Matthew rested his fingertips on the white-painted window frame and pressed his forehead against the cold panes of glass. When he spoke, his voice was flat and dead. “No, I’m a monster. Eleanor forgave me for it. Cecilia never did.”
“You’re not a monster,” Hamish said, worried by Matthew’s tone.
“Maybe not, but I am dangerous.” He turned and faced Hamish. “Especially around Diana. Not even Eleanor made me feel this way.” The mere thought of Diana brought the craving back, the tightness spreading from his heart to his abdomen. His face darkened with the effort to bring it under control.
“Come back here and finish this game,” Hamish said, his voice rough.
“I could go, Hamish,” Matthew said uncertainly. “You don’t have to share your roof with me.”
“Don’t be an idiot,” Hamish replied as quick as a whip. “You’re not going anywhere.”
Matthew sat. “I don’t understand how you can know about Eleanor and Cecilia and not hate me, too,” he said after a few minutes.
“I can’t conceive of what you would have to do to make me hate you, Matthew. I love you like a brother, and I will until I draw my last breath.”
“Thank you,” Matthew said, his face somber. “I’ll try to deserve it.”
“Don’t try. Do it,” Hamish said gruffly. “You’re about to lose your bishop, by the way.”
The two creatures dragged their attention back to the game with difficulty, and they were still playing in the early morning when Jordan brought up coffee for Hamish and a bottle of port for Matthew.

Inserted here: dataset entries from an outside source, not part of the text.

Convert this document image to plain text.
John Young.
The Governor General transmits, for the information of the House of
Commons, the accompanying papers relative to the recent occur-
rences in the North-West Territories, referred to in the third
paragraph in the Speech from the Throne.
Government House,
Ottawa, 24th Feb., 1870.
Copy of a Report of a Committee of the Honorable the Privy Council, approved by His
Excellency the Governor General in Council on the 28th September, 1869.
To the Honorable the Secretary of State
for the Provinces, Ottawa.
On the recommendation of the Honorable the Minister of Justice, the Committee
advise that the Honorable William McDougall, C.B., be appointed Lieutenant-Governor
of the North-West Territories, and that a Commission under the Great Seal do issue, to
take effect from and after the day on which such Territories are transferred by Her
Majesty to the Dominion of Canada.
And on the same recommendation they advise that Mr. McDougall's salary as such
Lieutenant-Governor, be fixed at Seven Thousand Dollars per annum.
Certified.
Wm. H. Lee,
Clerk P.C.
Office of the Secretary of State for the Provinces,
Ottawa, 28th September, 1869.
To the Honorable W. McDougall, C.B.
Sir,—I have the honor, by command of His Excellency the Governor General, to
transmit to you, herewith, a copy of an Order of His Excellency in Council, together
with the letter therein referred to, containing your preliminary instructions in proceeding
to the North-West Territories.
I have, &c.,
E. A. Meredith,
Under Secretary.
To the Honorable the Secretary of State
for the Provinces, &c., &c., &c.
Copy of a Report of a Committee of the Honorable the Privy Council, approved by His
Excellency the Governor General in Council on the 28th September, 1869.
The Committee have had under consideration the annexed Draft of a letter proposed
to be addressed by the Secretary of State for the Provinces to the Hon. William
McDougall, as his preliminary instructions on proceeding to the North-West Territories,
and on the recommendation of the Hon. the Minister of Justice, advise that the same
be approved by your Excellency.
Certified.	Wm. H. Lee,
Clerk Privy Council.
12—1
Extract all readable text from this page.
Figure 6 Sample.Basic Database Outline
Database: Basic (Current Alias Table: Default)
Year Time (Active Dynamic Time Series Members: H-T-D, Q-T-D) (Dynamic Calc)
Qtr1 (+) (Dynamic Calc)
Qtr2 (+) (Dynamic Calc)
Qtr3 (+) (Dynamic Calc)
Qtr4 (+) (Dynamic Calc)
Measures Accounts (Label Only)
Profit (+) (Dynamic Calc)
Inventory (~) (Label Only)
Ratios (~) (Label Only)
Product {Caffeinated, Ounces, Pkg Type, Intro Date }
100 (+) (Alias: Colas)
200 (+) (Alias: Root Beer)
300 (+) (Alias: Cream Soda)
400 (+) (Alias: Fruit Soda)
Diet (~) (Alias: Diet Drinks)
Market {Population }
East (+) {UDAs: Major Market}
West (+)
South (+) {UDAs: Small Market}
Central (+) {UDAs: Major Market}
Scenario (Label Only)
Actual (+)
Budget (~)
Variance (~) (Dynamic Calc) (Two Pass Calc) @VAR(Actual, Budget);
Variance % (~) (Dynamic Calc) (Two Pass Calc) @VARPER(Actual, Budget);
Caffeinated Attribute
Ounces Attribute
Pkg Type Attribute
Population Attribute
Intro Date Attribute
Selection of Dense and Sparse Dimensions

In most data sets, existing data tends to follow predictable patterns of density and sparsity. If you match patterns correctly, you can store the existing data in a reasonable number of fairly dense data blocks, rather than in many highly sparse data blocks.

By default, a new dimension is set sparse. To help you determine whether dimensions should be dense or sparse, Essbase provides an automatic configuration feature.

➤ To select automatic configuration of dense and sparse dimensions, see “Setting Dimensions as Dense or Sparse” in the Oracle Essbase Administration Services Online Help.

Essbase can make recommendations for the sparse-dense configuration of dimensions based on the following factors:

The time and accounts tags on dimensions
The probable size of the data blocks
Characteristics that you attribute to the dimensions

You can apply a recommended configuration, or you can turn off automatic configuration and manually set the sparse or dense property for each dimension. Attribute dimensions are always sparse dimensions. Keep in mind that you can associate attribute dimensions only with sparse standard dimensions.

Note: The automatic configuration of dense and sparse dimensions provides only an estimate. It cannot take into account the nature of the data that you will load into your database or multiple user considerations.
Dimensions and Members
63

The butler picked up the ruined wineglass without comment, and Hamish sent him off to bed.
When Jordan was gone, Hamish surveyed the board and made his final move. “Checkmate.”
Matthew let out his breath and sat back in his chair, staring at the chessboard. His queen stood encircled by his own pieces—pawns, a knight, and a rook. Across the board his king was checked by a lowly black pawn. The game was over, and he had lost.
“There’s more to the game than protecting your queen,” Hamish said. “Why do you find it so difficult to remember that it’s the king who’s not expendable?”
“The king just sits there, moving one square at a time. The queen can move so freely. I suppose I’d rather lose the game than forfeit her freedom.”
Hamish wondered if he was talking about chess or Diana. “Is she worth the cost, Matt?” he asked softly.
“Yes,” Matthew said without a moment of hesitation, lifting the white queen from the board and holding it between his fingers.
“I thought so,” Hamish said. “You don’t feel this way now, but you’re lucky to have found her at last.”
The vampire’s eyes glittered, and his mouth twisted into a crooked smile. “But is she lucky, Hamish? Is she fortunate to have a creature like me in pursuit?”
“That’s entirely up to you. Just remember—no secrets. Not if you love her.”
Matthew looked into his queen’s serene face, his fingers closing protectively around the small carved figure.
He was still holding it when the sun rose, long after Hamish had gone to sleep.